Под редакцией Рика Риордана
Жестокий мир героев и монстров
Перси Джексон
Вступление
Лица, которые попытаются найти в этом повествовании мотив, будут отданы под суд;
лица, которые попытаются найти в нем мораль, будут сосланы;
лица, которые попытаются найти в нем сюжет, будут расстреляны — по приказу автора.
Автор под микроскопом
Много лет назад, еще до появления Перси Джексона в моей жизни, я был известным автором детективов для взрослых. В один прекрасный вечер я вел диалог в прямом эфире с двумя другими писателями, один из которых пытался объяснить, чем ему понравился мой роман «Дьявол уехал в Остин».

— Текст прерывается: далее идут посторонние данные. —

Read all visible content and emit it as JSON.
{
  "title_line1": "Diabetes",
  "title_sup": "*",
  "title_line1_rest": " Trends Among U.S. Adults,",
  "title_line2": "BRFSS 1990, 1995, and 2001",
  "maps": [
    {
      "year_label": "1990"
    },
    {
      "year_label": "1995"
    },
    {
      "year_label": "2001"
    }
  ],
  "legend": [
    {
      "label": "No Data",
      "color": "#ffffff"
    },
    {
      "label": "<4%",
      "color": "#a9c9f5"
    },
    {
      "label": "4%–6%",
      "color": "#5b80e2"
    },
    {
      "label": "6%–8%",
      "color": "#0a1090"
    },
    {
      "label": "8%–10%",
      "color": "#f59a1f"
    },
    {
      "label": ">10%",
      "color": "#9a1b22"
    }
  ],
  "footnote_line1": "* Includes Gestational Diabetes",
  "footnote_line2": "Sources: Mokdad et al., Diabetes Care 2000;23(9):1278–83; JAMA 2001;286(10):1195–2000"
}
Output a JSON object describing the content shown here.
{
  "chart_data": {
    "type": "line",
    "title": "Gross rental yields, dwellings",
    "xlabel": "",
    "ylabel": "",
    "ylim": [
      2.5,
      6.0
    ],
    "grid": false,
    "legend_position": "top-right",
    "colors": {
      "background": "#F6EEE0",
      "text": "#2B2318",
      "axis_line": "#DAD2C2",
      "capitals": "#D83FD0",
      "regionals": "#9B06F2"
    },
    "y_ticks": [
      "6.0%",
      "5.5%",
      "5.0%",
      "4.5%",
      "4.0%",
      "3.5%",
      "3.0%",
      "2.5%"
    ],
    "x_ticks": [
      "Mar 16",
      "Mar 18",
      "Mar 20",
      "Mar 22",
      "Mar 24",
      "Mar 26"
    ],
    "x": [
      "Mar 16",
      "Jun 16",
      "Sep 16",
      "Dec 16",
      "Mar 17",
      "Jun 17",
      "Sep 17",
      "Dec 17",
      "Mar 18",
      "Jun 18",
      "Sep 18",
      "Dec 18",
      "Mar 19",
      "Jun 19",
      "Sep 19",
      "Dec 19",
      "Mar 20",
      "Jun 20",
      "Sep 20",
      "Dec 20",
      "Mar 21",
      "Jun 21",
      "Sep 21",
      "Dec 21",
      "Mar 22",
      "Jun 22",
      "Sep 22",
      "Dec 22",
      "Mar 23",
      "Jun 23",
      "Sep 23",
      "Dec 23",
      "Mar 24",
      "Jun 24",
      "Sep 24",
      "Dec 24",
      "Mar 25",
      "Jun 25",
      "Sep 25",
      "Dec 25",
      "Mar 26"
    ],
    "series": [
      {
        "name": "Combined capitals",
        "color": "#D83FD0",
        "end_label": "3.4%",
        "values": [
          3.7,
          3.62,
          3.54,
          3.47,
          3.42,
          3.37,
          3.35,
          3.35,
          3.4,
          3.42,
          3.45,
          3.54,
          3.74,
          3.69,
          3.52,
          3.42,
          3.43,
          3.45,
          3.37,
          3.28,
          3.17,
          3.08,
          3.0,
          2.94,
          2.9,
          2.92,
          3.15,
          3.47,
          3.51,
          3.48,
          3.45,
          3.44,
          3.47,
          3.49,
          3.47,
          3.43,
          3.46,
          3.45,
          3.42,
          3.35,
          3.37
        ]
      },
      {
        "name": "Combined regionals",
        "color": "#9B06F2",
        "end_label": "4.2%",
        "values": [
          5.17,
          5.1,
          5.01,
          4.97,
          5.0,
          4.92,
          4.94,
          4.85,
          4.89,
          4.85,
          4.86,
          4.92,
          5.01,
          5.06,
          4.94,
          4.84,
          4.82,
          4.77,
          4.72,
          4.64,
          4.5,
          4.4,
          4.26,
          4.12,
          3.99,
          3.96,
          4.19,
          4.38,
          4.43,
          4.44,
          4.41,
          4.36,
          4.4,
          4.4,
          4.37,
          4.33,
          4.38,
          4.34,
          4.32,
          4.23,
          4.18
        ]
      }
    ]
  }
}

«Потрясающая структура, — сообщил он зрителям. — Это книга о подводном плавании, и чем глубже ее герои погружаются в темную мутную воду, тем темнее и мутнее становится сюжет. Какой тонкий символизм!»
Зрители были впечатлены. А я смутился: символизм? У меня? Кто бы мог подумать!
После передачи, когда я признался этому писателю, что сделал структуру романа мутной не нарочно, что, возможно, это были даже недочеты в построении сюжета, у него просто челюсть отвисла. Он изучал мое творчество, сделал блестящие выводы — а я, оказывается, просто историю рассказывал? Невероятно!
Нет, я не говорю, что его открытия ничего не стоят или что символизма в моем романе не может быть. Но этот случай очень хорошо показывает разницу между созданием книги и ее анализом.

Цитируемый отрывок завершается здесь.